Experts say genetic privacy fears unfounded after sketchy paper claims DNA IDs physical traits
A new research paper suggests people’s physical traits, such as their face, could be identified through their DNA, but scholarly critics contend that the claims made by the paper are exaggerated, and risk stirring up unfounded fears about identifying people through public genome data.
Published by genome sequencer Craig Venter at his San Diego-based company Human Longevity, Inc., the paper “Proceedings of the National Academy of Sciences” claimed to identify, with 74 percent accuracy, people from a group of 10 people based on small differences in their DNA sequences.
HLI said it developed artificial intelligence to identify differences in DNA associated with facial features, such as cheekbone height, as well as height, weight, and skin color.
But geneticists who reviewed the findings told Nature they feel the concerns expressed are blown out of proportion. In fact, experts conducted similar tests and found that basic information such as age, sex and race would produce the same level of accuracy.
In short, people could be identified with a similar degree certainty without access to any information about their genome at all.

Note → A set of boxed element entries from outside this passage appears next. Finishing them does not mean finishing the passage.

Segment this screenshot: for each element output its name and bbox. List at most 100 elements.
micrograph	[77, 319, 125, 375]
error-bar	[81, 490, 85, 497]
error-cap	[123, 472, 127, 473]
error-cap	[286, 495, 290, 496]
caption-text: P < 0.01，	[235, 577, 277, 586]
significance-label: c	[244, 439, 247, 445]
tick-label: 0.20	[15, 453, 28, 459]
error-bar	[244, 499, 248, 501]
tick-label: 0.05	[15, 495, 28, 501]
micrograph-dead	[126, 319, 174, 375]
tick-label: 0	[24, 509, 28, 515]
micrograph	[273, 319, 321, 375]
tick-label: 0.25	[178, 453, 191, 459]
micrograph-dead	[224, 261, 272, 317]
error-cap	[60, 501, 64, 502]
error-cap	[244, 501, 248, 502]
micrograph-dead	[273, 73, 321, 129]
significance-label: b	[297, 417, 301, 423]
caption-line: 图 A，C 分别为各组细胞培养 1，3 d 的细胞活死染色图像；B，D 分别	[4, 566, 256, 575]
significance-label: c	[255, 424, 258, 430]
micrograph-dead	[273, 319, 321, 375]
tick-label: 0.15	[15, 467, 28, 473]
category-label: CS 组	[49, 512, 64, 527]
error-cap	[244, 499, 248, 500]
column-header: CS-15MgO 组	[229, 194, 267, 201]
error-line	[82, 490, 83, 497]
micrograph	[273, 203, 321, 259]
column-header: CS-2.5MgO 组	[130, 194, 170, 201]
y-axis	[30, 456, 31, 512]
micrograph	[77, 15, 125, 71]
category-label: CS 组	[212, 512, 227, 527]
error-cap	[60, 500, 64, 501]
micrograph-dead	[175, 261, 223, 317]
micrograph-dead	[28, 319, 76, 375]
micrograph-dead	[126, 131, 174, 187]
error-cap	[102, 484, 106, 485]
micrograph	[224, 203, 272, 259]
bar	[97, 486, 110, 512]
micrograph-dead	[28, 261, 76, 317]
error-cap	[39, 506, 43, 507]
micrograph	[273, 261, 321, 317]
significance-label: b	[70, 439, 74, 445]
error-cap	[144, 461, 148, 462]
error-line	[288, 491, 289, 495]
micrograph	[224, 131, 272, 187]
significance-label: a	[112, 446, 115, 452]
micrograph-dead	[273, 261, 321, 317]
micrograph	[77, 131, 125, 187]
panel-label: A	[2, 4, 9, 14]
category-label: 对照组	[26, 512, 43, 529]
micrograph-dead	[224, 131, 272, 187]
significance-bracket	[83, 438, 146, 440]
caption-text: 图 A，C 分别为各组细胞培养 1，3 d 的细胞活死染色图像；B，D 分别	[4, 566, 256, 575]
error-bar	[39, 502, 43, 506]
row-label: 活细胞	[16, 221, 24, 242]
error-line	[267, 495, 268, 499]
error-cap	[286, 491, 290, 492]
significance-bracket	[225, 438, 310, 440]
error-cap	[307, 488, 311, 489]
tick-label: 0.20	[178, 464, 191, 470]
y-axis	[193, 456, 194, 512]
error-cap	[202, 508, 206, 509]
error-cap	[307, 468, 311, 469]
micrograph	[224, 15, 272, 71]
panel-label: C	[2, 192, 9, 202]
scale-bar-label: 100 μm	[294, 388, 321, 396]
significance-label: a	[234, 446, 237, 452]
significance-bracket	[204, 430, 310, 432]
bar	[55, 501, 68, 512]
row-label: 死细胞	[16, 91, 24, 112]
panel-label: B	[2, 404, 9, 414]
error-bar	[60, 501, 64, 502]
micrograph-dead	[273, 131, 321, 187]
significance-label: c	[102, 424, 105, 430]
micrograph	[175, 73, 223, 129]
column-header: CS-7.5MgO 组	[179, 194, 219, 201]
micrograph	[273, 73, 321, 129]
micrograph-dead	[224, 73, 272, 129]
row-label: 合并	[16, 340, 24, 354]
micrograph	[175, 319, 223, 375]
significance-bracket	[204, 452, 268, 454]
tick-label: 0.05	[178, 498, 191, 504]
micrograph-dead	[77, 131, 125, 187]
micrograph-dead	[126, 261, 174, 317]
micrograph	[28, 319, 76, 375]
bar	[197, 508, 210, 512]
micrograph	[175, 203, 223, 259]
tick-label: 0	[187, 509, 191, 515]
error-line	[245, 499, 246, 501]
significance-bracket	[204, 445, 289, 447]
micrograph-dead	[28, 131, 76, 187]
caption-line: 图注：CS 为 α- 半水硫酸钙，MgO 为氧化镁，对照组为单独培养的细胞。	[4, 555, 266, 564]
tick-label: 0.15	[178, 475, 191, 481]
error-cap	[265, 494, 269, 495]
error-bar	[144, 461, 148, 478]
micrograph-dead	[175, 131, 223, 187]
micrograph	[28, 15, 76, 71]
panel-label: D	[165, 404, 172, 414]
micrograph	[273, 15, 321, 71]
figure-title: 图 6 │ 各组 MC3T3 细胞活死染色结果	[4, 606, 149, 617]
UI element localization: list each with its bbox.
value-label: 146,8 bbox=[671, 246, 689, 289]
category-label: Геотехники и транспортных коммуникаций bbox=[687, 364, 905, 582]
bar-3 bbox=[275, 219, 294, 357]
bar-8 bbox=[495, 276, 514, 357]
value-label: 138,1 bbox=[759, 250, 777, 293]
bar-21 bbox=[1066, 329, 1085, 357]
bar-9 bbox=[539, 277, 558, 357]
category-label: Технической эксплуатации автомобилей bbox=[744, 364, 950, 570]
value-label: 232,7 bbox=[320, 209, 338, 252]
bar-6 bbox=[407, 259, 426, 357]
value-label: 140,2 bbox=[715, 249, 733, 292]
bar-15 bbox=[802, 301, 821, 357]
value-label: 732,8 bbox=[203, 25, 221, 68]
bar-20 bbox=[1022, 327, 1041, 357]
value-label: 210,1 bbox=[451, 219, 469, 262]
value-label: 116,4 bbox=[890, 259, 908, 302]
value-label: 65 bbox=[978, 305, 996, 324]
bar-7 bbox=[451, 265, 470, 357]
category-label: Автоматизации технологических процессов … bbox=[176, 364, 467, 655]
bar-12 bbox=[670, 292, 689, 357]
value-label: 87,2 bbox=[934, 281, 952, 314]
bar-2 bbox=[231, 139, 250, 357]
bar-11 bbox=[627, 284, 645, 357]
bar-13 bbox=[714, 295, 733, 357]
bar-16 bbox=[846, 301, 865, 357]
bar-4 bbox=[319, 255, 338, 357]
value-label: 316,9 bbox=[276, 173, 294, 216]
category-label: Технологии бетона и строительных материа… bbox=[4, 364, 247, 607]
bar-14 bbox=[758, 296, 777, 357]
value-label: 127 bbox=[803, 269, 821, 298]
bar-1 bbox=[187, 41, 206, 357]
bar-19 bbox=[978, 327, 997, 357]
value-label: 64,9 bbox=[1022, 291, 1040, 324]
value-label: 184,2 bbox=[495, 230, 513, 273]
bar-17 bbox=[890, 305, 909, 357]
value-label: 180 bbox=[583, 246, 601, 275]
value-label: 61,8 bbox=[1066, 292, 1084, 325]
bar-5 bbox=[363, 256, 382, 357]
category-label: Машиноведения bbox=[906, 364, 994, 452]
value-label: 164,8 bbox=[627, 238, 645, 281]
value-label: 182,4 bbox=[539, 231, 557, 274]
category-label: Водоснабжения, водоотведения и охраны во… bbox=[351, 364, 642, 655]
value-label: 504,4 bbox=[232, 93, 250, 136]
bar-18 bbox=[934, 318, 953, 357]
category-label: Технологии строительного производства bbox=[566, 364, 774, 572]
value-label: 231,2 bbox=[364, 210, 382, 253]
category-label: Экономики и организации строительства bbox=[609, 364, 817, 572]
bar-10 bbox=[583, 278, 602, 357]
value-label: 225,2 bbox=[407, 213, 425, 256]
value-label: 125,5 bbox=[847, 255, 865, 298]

Even biologists who worked on the paper have soguht to distance themselves from it, saying that HLI misrepresented the data from the study. One co-author, Jason Piper, said he believes sharing information about the genome, not withholding it, will lead to more scientific breakthroughs.
The key challenge, Piper said, is finding a way to make genome data public while making it impossible to identify the people associated with the DNA.
HLI, however, defends its findings, and issued a statement saying it intended to encourage discussion on a “sensitive topic” that triggers “emotional debate.” But it hopes that the publication and ensuing discussion will help to emphasize genome privacy protection strategies when such data is exchanged.
“Our work is a proof of concept done with a small set of individuals that presents a strategy for identification of genomic data using predictive modeling,” the response reads. “While facial images provide rich data from which to build phenotypic models, it is important to notice that it is not only faces that may be derived from the genome codes for a vast number of heritable phenotypes.”